How Banks Are Contributing to the Problem?
Part of the problem lies in how credit cards are marketed and distributed. Here’s what a senior official from a private bank says: “Most defaults happen with credit cards sold through agents.”. The agents thus receive bonuses for selling as many credit cards as possible. Many times, they do not first appraise the ability of the borrowers to repay the credits they are being advanced. This has resulted in reckless lending, with most borrowers getting approved credit cards and defaulting on them afterward.
Most major purchases can be obtained through banks with lower installation rates than rollover rates. However, not every borrower takes up those opportunities, and most continue to collect more debt by making the minimum payments.
The Reserve Bank of India is closely observing this development and has already taken some steps to curb it. In November 2023, RBI introduced new curbs reportedly aimed at controlling the rate at which unsecured loans are being advanced.
Credit cards account for almost 60% of the unsecured loan business’s annual growth rate of 25%. Since the introduction of the curbs, that growth has decreased to 15%. It is not an entirely successful intervention, but at least it tells one that RBI’s moves are having some effect.
Experts generally agree that although highly necessary and significant, regulatory moves launched since July 2007 cannot single-handedly prevent a general credit crisis.
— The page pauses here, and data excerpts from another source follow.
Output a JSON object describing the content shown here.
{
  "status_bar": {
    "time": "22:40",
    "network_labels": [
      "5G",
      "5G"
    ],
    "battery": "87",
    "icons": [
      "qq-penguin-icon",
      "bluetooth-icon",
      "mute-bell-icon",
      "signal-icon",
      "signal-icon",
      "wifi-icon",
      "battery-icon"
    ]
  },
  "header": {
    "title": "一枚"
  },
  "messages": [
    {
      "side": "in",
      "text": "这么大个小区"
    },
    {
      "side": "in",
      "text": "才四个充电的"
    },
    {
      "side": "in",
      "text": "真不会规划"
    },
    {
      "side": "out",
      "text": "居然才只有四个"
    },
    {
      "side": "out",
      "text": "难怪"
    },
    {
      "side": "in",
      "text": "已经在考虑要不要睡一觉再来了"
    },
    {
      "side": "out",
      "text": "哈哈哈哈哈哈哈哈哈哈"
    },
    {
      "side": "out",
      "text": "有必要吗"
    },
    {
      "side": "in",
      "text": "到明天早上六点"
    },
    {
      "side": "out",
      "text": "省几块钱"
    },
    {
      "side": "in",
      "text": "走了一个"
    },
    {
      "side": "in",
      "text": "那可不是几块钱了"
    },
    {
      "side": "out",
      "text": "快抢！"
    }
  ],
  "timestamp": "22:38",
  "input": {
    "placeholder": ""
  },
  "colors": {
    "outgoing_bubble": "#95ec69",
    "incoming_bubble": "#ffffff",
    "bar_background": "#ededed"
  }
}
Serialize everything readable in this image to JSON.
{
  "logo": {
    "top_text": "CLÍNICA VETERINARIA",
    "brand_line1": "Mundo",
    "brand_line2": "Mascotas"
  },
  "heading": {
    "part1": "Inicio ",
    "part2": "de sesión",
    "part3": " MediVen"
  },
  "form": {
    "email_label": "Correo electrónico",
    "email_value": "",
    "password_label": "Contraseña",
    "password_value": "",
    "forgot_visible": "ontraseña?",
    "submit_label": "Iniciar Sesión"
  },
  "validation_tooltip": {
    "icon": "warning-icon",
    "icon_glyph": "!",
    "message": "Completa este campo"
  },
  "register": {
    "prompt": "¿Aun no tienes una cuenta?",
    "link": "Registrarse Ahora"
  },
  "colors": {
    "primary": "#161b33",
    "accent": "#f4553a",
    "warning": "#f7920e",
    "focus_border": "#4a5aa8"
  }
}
“When considering recommendations, there must be an offsetting increase in moving people to become better financially literate and behave better in lending practices.” If this not the case, a general credit crisis looms large.
Therefore, the rising trend of maxing out credit cards among young millennials and default payments is serious in India. Several factors, including impulsive spending, the attractive nature of the BNPL schemes, loan stacking, and not being financially literate, give this impression that it is on the rise. The next thing is that if credit card debt grows further with each passing day, the threat of financial insecurity increases for an individual and the banking sector.
Now, the activity of both consumers and the regulators should be addressed. Young millennials have to be alerted to the risks of credit cards and work correctly to manage their finances. On the other side, banks must have more responsible lending so that a person is not sanctioned for credit they cannot pay off. Finally, the population’s education on financial literacy is tasked to assist young adults in improving their financial decisions and avoiding debt.
It is hoped that by attacking the root causes, the number of defaults on credit cards and the creation of a more stable financial future will be achieved about young people in India.